Before the season started, Ogando was identified as a potential injury risk by FanGraphs.com’s Jeff Zimmerman because of his inconstant velocity and delivery.
Despite the solid numbers, Ogando had looked like a different pitcher before his trip to the disabled list. FanGraphs.com shows his average velocity has dipped more than four mph to a career-low 92.8 mph since last season. Additionally, he’s thrown his fastball a career-low 42.4 percent of the time, while mixing in his changeup a career-high 18.5 percent of his pitches.
Fortunately for Ogando and the Rangers, according to a separate article by Willis, the pitcher’s MRI showed no structural damage, and he could return sooner rather than later.

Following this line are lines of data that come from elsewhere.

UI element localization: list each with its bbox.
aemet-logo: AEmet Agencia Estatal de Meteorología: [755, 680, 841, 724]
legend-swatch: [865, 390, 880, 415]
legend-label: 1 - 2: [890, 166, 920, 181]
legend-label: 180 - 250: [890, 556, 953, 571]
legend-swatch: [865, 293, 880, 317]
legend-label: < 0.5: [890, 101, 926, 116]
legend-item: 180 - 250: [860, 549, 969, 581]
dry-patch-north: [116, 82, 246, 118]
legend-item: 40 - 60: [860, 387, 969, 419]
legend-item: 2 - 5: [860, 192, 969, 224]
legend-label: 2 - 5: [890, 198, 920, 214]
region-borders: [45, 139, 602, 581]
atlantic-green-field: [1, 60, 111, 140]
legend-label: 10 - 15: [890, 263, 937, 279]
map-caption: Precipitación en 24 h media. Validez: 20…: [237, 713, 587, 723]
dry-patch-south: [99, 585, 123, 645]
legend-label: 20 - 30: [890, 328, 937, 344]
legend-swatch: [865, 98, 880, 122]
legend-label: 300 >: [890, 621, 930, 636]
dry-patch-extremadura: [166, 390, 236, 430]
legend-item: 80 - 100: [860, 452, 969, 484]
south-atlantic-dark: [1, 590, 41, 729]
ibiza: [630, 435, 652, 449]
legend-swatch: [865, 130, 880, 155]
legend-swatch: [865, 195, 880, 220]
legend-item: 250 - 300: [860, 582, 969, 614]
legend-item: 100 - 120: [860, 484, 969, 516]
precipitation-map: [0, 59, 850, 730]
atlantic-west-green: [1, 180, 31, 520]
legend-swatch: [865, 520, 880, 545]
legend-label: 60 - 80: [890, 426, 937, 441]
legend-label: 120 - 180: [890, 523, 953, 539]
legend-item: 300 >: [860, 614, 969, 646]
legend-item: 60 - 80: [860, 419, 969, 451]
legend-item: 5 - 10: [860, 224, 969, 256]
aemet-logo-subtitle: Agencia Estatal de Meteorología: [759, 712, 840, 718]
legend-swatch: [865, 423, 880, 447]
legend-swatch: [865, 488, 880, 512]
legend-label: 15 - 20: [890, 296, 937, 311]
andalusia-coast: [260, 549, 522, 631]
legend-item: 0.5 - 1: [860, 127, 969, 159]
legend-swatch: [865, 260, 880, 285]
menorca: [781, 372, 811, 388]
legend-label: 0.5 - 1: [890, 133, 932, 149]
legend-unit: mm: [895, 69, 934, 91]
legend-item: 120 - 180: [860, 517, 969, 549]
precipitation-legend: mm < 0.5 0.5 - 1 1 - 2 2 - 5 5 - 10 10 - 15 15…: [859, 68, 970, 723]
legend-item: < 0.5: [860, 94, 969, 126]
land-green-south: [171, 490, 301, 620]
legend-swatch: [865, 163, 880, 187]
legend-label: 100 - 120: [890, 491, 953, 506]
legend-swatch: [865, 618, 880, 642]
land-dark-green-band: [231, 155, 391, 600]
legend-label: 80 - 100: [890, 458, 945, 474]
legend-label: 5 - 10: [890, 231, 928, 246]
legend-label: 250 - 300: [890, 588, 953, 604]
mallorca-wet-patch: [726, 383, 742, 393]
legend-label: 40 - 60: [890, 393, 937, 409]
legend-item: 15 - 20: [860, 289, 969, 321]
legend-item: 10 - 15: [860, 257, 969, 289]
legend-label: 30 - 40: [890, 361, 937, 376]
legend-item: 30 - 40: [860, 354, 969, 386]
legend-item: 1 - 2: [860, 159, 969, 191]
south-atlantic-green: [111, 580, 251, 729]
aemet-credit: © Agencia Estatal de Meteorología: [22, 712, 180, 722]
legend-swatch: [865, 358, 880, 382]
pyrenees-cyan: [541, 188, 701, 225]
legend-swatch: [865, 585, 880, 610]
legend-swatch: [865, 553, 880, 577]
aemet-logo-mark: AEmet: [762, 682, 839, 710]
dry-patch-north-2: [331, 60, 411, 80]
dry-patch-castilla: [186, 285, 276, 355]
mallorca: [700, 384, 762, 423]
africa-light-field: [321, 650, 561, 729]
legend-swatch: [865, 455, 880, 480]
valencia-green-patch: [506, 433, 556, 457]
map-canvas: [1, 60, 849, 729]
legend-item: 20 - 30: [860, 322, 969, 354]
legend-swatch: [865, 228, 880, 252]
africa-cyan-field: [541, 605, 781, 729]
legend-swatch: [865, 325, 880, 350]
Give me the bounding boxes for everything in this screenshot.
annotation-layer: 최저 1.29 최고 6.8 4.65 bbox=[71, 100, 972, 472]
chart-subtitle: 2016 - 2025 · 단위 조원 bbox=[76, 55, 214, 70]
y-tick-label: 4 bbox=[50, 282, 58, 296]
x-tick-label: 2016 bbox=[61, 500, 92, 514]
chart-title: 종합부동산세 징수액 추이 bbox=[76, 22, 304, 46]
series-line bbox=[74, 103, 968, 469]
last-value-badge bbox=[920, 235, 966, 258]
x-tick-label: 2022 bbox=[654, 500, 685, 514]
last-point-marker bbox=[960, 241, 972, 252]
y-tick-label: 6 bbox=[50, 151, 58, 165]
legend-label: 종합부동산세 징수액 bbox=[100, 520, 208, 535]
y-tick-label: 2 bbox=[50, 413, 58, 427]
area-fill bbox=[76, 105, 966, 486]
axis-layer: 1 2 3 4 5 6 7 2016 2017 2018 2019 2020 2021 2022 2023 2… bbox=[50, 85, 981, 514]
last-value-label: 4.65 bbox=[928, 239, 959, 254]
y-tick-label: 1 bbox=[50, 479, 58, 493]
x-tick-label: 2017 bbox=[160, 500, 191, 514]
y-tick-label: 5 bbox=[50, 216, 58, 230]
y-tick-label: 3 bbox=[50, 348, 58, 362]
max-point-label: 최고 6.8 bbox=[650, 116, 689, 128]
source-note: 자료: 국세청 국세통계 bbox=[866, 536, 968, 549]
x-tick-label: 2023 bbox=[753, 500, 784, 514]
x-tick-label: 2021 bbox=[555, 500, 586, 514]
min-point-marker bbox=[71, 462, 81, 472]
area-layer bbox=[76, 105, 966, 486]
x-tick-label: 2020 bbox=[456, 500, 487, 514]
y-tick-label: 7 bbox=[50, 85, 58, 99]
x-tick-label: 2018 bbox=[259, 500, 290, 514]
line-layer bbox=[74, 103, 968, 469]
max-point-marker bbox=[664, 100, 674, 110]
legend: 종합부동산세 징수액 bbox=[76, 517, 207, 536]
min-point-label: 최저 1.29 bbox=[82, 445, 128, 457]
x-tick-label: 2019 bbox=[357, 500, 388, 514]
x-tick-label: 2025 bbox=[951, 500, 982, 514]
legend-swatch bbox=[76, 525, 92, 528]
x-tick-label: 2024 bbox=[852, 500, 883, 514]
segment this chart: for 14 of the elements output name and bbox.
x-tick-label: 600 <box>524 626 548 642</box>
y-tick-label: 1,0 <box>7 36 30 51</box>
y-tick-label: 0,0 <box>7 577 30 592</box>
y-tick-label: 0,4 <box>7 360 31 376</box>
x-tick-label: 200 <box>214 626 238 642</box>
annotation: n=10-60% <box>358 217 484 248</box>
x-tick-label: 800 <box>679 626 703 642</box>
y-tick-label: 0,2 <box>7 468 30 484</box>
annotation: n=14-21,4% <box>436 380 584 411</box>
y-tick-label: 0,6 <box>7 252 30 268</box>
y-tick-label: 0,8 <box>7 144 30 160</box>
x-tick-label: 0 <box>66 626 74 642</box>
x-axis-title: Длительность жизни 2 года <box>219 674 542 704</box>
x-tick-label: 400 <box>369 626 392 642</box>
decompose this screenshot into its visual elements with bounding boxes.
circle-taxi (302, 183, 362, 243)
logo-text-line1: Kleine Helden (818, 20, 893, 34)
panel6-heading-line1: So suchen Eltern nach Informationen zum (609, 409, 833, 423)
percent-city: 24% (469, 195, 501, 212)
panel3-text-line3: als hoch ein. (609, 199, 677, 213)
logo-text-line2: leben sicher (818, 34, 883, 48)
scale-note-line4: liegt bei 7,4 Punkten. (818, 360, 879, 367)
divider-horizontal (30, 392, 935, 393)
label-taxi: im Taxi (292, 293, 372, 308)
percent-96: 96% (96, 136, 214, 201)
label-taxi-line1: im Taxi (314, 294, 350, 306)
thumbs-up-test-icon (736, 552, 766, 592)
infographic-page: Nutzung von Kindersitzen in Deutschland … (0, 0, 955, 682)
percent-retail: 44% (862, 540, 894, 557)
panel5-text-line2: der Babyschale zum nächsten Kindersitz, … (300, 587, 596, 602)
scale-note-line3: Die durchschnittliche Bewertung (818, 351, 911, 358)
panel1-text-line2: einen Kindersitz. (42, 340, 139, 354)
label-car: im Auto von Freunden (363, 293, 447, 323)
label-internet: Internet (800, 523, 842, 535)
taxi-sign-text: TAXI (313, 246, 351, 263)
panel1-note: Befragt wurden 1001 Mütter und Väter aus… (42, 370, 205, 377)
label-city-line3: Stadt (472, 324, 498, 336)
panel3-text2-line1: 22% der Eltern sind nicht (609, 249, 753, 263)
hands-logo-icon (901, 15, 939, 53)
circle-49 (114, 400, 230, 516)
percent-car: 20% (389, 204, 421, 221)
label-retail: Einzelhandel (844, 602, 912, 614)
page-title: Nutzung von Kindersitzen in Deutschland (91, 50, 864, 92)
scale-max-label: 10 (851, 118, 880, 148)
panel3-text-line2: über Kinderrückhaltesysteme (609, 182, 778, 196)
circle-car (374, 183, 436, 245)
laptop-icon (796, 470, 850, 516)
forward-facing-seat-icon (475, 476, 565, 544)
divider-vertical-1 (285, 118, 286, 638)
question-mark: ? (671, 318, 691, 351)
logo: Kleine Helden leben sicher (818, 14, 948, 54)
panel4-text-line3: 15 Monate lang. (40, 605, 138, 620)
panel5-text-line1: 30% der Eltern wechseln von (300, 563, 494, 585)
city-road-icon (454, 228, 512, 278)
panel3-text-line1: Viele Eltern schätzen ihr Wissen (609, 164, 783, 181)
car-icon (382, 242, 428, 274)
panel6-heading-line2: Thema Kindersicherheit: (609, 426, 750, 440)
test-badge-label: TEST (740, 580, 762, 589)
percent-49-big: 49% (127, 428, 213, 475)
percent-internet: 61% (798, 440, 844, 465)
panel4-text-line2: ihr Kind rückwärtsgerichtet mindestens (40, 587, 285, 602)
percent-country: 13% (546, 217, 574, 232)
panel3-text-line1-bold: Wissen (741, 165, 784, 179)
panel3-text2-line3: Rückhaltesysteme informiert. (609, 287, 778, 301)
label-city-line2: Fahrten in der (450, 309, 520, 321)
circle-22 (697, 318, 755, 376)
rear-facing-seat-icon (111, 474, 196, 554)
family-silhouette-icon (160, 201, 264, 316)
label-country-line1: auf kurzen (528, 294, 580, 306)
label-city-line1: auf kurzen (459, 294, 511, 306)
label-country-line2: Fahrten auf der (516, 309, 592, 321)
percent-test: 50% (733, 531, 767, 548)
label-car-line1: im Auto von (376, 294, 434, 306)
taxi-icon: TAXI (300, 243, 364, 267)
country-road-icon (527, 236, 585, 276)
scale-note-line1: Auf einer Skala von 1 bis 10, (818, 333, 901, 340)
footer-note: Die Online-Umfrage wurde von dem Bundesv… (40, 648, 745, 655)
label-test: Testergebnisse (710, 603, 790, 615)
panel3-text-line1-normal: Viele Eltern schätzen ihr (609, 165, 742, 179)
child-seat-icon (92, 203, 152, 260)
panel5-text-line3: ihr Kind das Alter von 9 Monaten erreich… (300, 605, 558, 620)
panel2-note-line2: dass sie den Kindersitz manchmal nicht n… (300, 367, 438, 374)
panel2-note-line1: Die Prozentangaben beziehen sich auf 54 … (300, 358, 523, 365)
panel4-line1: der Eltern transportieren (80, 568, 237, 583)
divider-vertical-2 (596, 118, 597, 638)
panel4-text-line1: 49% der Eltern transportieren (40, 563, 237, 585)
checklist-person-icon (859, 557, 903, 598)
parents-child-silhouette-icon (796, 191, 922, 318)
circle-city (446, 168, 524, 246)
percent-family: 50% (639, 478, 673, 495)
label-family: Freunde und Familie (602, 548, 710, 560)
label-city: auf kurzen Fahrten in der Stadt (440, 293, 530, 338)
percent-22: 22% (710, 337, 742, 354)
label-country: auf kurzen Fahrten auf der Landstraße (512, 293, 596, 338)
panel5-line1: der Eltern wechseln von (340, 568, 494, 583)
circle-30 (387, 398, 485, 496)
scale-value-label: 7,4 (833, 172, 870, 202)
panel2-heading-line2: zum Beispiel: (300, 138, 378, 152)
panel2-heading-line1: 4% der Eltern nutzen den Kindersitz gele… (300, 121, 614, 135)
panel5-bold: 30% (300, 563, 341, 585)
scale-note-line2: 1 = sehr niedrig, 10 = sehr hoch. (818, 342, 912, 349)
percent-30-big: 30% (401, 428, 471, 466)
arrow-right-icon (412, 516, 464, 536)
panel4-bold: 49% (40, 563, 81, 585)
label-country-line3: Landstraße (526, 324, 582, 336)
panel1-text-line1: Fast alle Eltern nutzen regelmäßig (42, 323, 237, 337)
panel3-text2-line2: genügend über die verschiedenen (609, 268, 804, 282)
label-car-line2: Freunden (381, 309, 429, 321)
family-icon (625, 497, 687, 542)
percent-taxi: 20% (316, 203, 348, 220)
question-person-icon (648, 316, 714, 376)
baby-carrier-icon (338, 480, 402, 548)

Washington told MLB.com’s T.R. Sullivan that deactivating Ogando was a necessary step to preserve him for the remainder of the season. “He's a starting pitcher and he's taken on a big work load. Rather than letting this drag on, we're going to nip it in the bud and get it right. Otherwise, he'll take the ball and go back out there."
It appears that other than needing a little rest, Ogando has dodged the injury bullet for now. However, since he has proven to be less than forthcoming about his health, it’s a safe bet that the Rangers will be monitoring him closer than they ever have before.